To guide a single student through the multiple and occasionally complex procedures involved in setting up a Mahara e-Portfolio (according to the requirements I have created for our overall senior literacy course) takes something like 20-30 minutes.
I have approximately 50 students in the senior literacy cohort. To give them all the 1-1 attention to set up e-Portfolios would take around 20 hours.
Okay, admittedly there are more efficient ways of guiding groups of students through processes like this one.
I could, for example, work through the set up procedures on the wall screen while students watch and follow along and apply the same procedures on their own computers. Generally speaking, given the different pace of each student (for various reasons), the pausing and checking and fixing involved would probably mean something close to 1 hour to get a whole class up and running on Mahara the way I've planned for them to.

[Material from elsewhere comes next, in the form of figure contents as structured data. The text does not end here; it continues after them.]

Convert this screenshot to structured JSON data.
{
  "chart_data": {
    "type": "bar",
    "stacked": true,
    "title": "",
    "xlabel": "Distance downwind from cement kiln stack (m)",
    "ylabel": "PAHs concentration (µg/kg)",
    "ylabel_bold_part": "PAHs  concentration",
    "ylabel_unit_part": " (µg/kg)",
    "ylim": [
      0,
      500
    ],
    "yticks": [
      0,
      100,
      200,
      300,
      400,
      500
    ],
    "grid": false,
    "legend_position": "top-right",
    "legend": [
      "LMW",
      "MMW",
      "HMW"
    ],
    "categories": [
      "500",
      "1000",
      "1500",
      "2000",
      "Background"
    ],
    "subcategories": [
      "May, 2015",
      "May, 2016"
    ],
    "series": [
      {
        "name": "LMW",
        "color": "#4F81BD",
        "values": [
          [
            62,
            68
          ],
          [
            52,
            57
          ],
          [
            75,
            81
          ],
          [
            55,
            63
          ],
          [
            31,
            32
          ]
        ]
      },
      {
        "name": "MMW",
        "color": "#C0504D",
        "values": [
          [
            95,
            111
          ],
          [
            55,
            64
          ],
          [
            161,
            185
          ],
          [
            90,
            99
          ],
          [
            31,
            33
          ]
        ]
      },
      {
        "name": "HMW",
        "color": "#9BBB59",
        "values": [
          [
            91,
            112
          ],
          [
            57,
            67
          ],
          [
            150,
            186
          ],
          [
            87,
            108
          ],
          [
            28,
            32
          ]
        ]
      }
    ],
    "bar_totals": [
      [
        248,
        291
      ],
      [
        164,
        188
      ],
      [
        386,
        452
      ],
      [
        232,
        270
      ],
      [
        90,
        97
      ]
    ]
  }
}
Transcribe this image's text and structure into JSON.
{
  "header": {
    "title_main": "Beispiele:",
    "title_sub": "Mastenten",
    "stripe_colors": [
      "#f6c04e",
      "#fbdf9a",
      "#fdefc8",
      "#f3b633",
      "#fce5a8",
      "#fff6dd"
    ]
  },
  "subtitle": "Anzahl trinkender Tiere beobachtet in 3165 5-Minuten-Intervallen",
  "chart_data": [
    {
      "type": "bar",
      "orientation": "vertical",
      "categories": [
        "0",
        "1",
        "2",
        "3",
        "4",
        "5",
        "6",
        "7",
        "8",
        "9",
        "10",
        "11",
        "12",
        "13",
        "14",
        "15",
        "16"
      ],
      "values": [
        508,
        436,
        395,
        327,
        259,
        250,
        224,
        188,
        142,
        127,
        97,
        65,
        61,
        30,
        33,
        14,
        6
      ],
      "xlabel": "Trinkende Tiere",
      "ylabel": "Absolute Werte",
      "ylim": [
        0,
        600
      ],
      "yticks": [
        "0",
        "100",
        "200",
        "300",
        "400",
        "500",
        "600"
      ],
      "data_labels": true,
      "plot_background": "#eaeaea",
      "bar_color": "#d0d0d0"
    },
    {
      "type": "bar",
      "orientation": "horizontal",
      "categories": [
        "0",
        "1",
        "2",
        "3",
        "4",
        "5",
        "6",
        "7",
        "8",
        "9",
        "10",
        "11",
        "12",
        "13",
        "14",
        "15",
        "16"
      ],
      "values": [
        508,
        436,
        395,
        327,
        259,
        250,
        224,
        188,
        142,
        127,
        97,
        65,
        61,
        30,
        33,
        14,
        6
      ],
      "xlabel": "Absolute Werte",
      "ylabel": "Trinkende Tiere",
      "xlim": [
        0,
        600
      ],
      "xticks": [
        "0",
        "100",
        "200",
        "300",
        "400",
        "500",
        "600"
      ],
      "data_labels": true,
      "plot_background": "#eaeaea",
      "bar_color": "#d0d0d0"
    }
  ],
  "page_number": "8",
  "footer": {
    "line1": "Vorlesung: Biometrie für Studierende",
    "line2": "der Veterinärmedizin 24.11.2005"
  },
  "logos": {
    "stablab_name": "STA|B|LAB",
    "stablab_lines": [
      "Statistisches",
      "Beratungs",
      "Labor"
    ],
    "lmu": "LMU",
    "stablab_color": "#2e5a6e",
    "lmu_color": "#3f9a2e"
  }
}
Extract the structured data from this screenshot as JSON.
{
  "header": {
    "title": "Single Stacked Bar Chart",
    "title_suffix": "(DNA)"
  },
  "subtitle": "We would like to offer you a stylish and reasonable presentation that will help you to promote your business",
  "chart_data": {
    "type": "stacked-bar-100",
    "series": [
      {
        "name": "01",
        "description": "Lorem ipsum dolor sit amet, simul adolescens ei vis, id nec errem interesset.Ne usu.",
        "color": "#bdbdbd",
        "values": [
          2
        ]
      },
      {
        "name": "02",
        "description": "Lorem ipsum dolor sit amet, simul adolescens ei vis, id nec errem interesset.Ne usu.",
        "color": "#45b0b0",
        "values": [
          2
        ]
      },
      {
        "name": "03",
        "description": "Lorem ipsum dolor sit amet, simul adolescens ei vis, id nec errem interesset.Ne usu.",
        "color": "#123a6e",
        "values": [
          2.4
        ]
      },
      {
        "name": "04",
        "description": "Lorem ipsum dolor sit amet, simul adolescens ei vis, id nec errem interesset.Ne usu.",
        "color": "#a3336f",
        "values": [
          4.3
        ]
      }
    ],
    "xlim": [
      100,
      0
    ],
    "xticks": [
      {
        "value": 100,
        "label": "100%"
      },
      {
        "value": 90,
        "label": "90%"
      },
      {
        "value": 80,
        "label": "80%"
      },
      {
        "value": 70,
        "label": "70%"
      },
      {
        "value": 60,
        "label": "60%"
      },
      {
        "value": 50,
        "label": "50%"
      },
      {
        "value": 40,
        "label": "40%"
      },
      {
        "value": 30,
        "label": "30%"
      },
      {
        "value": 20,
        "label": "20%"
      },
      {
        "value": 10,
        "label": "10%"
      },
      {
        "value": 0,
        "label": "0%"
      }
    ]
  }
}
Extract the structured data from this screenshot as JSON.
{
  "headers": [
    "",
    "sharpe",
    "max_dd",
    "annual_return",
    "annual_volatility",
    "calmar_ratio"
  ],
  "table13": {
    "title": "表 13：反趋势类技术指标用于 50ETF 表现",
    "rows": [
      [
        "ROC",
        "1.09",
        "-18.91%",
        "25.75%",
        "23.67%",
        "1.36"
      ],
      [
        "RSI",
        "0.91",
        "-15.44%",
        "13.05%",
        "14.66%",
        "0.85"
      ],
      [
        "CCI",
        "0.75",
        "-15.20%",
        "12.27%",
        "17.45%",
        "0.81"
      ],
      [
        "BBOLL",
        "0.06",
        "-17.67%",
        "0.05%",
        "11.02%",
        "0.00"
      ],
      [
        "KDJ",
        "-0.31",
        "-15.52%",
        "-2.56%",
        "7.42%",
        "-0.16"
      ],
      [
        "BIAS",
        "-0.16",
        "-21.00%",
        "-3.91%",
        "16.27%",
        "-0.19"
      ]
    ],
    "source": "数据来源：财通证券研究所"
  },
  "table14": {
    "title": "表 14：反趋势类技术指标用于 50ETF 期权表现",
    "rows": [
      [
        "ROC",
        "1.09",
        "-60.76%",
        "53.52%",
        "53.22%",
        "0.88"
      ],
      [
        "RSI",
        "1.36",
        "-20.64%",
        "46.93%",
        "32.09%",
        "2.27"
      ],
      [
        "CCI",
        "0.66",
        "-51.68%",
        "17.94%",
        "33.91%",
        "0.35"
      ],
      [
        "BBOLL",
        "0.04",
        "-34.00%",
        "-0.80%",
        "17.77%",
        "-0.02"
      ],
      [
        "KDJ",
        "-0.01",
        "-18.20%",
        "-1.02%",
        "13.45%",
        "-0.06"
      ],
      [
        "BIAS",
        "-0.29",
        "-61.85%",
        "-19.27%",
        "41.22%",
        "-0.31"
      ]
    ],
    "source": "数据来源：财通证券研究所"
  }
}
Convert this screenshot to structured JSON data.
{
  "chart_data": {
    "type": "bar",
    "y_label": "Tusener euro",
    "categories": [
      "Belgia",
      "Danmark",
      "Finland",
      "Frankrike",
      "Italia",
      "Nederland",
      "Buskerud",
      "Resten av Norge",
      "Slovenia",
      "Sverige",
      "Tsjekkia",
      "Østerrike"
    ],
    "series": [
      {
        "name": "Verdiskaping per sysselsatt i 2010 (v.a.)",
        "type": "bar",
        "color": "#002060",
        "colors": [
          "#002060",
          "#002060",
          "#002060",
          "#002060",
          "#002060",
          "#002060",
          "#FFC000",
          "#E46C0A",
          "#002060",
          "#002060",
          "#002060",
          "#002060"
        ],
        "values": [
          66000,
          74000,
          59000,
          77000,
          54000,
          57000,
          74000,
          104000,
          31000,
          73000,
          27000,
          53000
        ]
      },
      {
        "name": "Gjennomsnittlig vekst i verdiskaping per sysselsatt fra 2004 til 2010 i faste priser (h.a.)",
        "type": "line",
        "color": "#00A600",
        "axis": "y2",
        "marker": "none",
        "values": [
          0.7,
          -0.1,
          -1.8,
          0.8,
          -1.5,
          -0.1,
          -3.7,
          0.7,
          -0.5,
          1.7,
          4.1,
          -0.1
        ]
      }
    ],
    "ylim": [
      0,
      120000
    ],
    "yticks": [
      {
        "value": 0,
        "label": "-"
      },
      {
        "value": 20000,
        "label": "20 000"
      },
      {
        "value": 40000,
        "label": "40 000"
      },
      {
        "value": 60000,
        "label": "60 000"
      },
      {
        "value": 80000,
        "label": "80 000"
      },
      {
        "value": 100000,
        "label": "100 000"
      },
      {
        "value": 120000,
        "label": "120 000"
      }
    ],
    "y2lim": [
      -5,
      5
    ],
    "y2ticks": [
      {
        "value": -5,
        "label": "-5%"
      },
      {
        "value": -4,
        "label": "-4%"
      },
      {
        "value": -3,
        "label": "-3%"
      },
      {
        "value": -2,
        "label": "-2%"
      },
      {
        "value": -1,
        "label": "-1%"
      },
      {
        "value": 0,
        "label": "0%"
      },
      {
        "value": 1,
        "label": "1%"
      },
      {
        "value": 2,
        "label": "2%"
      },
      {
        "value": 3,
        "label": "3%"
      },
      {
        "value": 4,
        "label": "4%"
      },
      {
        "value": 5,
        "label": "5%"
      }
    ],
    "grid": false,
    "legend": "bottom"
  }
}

One hour is a lot less than 20. But given we have at least five Year 12 groups attending separate classes at separate times, the process is still going to take at least 5 hours. If all goes well and nobody is away...
So, depending on circumstances, let's conservatively estimate that getting 50 Year 12 students thoroughly set up on Mahara and submitting their literacy tasks there is going to involve somewhere between 5 and 20 hours of (my) overall classroom time.
Considering that I planned, rehearsed, recorded and uploaded a series of four screencasts demonstrating how to do this for students in a period of about 2 hours, and that every student has managed to follow and apply them (not always on the first try, but certainly by the second or third) almost fully indepedently, I have saved myself -- depending on how you calculate the alternative measures -- somewhere between 3 and 18 hours of overall classroom time.
If that isn't enough bottled time to impress you, consider the fact that I also use screencasts for a whole range of things from outcome overviews to practical applications and skills demonstrations, supported with a range of automated quizzes to check students' understanding... I'll do the math at some point (and perhaps, recognising my limitations as a mere English teacher, enlist the help of my Numeracy teacher colleague) but I figure that I'm firmly on track to make time something I have more of for the things that really count.
That's time I have been able to put back into the sorts of teaching/learning activities (getting to know learners as people, discussing and negotiating tasks, giving feedback on writing efforts, etc.) that make teachers indispensable in classroom contexts.
Just as importantly, I think that 20-30 minutes each learner has gone through setting themselves up with an e-Portfolio is a crucial confirmation that they can do complex multi-layered tasks on their own at a pace they personally find manageable.